Beristirahat sejenak diruang kantor yang sejuk dengan pendingin ruangan, sedikit membuat pikiran kalutku yang melamun di kelas tadi reda. Pikiranku masih berputar pada pertemuan dengannya lagi.

Pekan lalu...

Sore itu dengan suasana yang cerah, berjalan-jalan disekitar lingkungan rumah. Udara sejuk, matahari sore yang mulai meredup perlahan. Banyak anak kecil yang bermain sepeda bersama orang tuanya, remaja-remaja bermain dengan teman-temannya.

Kaki ku melangkah ke tepi danau yang ada diujung perumahanku. Duduk di tepi danau, menyaksikan matahari terbenam. Ku nikmati angin sore yang sejuk menerpa pipiku dan ku pejamkan mata.

Angin sore yang sejuk mulai mereda, ku tarik napas dalam-dalam dan ku lepaskan perlahan begitupun mata ku yang mulai terbuka. Matahari sudah tenggelam, lampu disekitar danau telah menyala, ku putuskan untuk berbalik dan pulang.

Langkah kaki ku berhenti melihat sesorang yang berada tidak jauh denganku, tepat dibelakangku. Mataku melebar saat aku sadar siapa dia, yang berada dibelakangku.

"I..i...Irfan?"

Tangan dan kakiku gemetar, jantungku berdegub tak normal, dadaku mulai terasa sesak.

Hanya senyum yang terpancar diwajahnya, tidak ada suara yang terucap. Hanya langkah kakinya mulai terdengar maju kearah depanku. Detak jantungku semakin tidak beratur. Kaki ku pun mundur, saat langkah kakinya terus mengarah padaku. Dan dia berhenti tepat dua langkah didepanku.

"Sudah larut, pulanglah" ucapnya padaku setelah senyum yang ia berikan.

Dadaku semakin sesak, bahkan sulit untuk bernafas. Aku mencoba bertahan semampuku, sampai akhirnya kembali normal dengan detak jantung yang masih tak normal.

"I..i..iya" ucapku perlahan.

"Mau saya antar?" tanyanya.

"Enggak perlu!" jawabku cepat.

"Sudah larut, bahaya bagi wanita berjalan sendirian. Biar saya antar" tanpa menunggu jawabanku, dia menarik tanganku dan berjalan cepat.

"Lepas!" aku mencoba menarik tanganku yang digenggamnya. "Lepas! Saya bilang lepas!"

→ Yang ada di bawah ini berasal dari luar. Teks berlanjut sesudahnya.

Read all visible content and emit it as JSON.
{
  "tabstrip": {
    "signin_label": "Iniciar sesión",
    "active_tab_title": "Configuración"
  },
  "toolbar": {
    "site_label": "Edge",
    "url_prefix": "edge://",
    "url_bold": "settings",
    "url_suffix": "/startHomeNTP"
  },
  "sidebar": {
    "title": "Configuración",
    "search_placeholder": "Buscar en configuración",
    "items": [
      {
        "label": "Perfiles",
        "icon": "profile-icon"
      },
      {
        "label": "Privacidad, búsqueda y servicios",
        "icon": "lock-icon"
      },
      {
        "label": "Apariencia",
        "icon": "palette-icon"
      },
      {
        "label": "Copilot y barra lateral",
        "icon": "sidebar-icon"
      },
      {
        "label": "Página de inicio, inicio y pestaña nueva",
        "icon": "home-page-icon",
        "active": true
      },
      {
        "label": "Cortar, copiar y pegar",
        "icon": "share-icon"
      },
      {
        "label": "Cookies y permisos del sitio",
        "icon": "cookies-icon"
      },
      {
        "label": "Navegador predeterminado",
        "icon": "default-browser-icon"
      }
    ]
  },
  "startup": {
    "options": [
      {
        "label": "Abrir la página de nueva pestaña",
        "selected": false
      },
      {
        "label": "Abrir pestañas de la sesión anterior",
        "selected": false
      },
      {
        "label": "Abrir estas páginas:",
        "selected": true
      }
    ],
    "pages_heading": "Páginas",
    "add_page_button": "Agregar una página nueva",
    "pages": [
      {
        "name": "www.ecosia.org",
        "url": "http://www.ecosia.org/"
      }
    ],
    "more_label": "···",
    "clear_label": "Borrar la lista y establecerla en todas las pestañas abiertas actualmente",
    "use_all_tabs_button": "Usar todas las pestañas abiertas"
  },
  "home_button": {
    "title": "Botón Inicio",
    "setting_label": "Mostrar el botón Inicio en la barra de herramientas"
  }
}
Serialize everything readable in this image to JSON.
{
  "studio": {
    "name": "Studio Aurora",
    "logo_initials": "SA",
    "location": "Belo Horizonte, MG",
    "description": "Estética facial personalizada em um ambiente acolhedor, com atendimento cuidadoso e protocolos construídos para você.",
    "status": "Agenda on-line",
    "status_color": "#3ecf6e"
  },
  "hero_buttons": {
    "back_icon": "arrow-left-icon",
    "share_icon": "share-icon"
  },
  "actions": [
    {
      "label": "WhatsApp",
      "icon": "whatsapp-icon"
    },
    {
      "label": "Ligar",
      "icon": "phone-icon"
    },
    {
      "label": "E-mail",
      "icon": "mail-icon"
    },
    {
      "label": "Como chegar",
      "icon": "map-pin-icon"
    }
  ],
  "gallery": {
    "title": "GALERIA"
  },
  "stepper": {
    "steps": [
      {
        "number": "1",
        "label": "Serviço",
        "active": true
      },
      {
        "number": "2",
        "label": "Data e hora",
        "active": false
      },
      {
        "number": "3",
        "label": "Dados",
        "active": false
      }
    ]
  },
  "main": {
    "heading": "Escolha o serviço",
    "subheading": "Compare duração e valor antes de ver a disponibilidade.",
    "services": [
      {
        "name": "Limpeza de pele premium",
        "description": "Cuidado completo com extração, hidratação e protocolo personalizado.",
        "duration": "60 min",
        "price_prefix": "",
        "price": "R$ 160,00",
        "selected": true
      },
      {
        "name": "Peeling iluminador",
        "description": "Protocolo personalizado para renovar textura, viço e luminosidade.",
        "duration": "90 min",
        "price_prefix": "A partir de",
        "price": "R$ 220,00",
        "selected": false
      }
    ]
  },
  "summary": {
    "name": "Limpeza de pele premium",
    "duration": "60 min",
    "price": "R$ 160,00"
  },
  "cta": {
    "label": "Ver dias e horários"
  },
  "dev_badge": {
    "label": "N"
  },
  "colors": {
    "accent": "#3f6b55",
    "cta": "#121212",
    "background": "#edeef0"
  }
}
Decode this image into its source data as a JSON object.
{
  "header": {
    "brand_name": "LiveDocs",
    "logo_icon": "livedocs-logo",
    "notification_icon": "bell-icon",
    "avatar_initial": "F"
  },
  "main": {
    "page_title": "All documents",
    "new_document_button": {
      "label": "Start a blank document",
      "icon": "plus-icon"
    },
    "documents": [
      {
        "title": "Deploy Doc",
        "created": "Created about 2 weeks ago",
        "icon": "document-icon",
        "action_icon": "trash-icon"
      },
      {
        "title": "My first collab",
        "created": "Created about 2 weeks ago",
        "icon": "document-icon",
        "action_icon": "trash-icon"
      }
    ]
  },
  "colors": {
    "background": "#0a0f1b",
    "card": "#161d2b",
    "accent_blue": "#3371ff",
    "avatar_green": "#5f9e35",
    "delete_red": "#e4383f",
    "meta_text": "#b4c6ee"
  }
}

Berhenti tepat dirumahku. Dia mulai melepas tanganku, akupun mulai menarik tanganku dengan cepat.

"Ingatan saya emang baik, saya masih mengingat rumahmu."

Tak sepatah katapun keluar dari mulutku, diam tak bersuara. Masih mengatur detak jantungku untuk menjadi normal kembali, tapi yang kudapat semakin tak normal.

Aku berlari meninggalkannya sendirian, tanpa mengucap sepatah katapun. Menanyakan kabar ataupun mengucap makasih. Dadaku yang kembali sesak, mulai kesulitan bernapas karena kembali berhadapan dengan satu-satunya orang yang membuatku kesulitan mengontrol jantungku.

"Sampai jumpa lagi, Ina" hanya kalimat itu yang terakhir terdengar ditelingaku setelah menutup pintu rapat.

Dadaku semakin sesak, sulit bernafas, ku coba berdiri dan mencari air putih.Ku lihat dari dalam jendela, dia masih berdiri tepat didepan rumahku. Mata ku dan matanya saling bertemu. Ku lingkap tirai jendela, dan berlari ke kamarku menajtuhkan diri pada kasurku.

"Haruskah ada pertemuan kedua? Jatuh cinta kedua kalinya?" sesak ku yang semakin jadi berakhir dengan air mata. Tangis yang tidak berakhir selain tertidur setelahnya.

"Bu sudah masuk jam kedua? Tidak ada kelaskah?" tanya salah satu rekan kerja yang membangunkanku dari ingatan pekan lalu.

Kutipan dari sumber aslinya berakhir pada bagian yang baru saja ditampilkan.